An idyllic sojourn in a leafy park alongside the water serves as the setting for a poem about friendship and sharing.
The gentle line-and-color paintings, full of children and adults engaged in many activities, obliquely illuminate the well-meaning but clichéd poetic text. The four-line rhyming stanzas read like so many other works of this type: “Deep in your heart, / the knowing is there. / You know how to love, / and you know how to care.” The pages hold adventures for the children, as viewers follow a small brown-skinned tot in a blue-and-white shirt through the pictures. Judging by the child’s growth from a babe in arms, some years elapse, but neither the child’s outfit nor the seasons change—a disorienting visual choice. Characters of many ages and racial presentations, as well as some with visible disabilities, mark the diversity that is central to the theme of loving kindness as they all play games and frolic.
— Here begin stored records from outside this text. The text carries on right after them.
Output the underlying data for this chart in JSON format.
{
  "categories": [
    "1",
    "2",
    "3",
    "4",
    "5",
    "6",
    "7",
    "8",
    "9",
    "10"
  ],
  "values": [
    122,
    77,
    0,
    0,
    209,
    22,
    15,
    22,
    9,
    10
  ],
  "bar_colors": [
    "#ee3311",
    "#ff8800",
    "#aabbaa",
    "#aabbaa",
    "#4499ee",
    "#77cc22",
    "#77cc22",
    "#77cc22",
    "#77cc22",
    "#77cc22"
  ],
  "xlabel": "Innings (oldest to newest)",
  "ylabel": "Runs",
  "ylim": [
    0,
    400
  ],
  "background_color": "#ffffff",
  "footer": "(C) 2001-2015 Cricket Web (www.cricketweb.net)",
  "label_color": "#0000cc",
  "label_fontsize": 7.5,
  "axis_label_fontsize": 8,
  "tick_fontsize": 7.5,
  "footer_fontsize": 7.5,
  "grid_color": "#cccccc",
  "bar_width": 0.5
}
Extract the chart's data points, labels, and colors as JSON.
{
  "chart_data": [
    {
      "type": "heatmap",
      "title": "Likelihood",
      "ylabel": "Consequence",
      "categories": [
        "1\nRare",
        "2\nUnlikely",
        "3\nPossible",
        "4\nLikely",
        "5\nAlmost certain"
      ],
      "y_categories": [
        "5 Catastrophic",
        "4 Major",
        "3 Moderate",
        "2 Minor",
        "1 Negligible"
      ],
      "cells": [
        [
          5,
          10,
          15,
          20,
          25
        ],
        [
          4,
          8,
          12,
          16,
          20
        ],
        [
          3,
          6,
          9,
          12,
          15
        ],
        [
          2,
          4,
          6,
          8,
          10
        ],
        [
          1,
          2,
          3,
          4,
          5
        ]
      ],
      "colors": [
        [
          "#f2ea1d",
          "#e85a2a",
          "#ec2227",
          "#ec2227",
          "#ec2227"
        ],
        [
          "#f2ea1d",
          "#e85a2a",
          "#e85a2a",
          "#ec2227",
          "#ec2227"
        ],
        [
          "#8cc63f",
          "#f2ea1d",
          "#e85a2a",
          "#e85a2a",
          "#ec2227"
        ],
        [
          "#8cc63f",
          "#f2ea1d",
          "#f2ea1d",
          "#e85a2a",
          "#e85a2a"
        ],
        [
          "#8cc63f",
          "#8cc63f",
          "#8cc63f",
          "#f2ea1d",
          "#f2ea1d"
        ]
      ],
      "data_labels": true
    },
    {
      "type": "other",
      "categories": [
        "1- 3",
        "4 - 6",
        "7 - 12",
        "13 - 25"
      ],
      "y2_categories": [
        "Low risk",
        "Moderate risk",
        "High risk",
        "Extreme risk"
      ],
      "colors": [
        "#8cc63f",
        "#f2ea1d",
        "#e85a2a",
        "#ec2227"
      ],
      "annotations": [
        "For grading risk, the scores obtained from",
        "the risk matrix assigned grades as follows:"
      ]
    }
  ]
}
The child in the striped shirt helps a White-presenting kid who slips. Rain starts to fall, but then a rainbow appears and all is well again. A different child with beige skin doesn’t want to share a kite with the brown-skinned protagonist, but the poem explains that “Not everyone feels like it / every day.” A lovely two-page spread ends the book with everyone floating paper boats on the water. (This book was reviewed digitally with 8-by-20-inch double-page spreads viewed at 29.5% of actual size.)
A murky timeline plus a bland text make for an insubstantial read.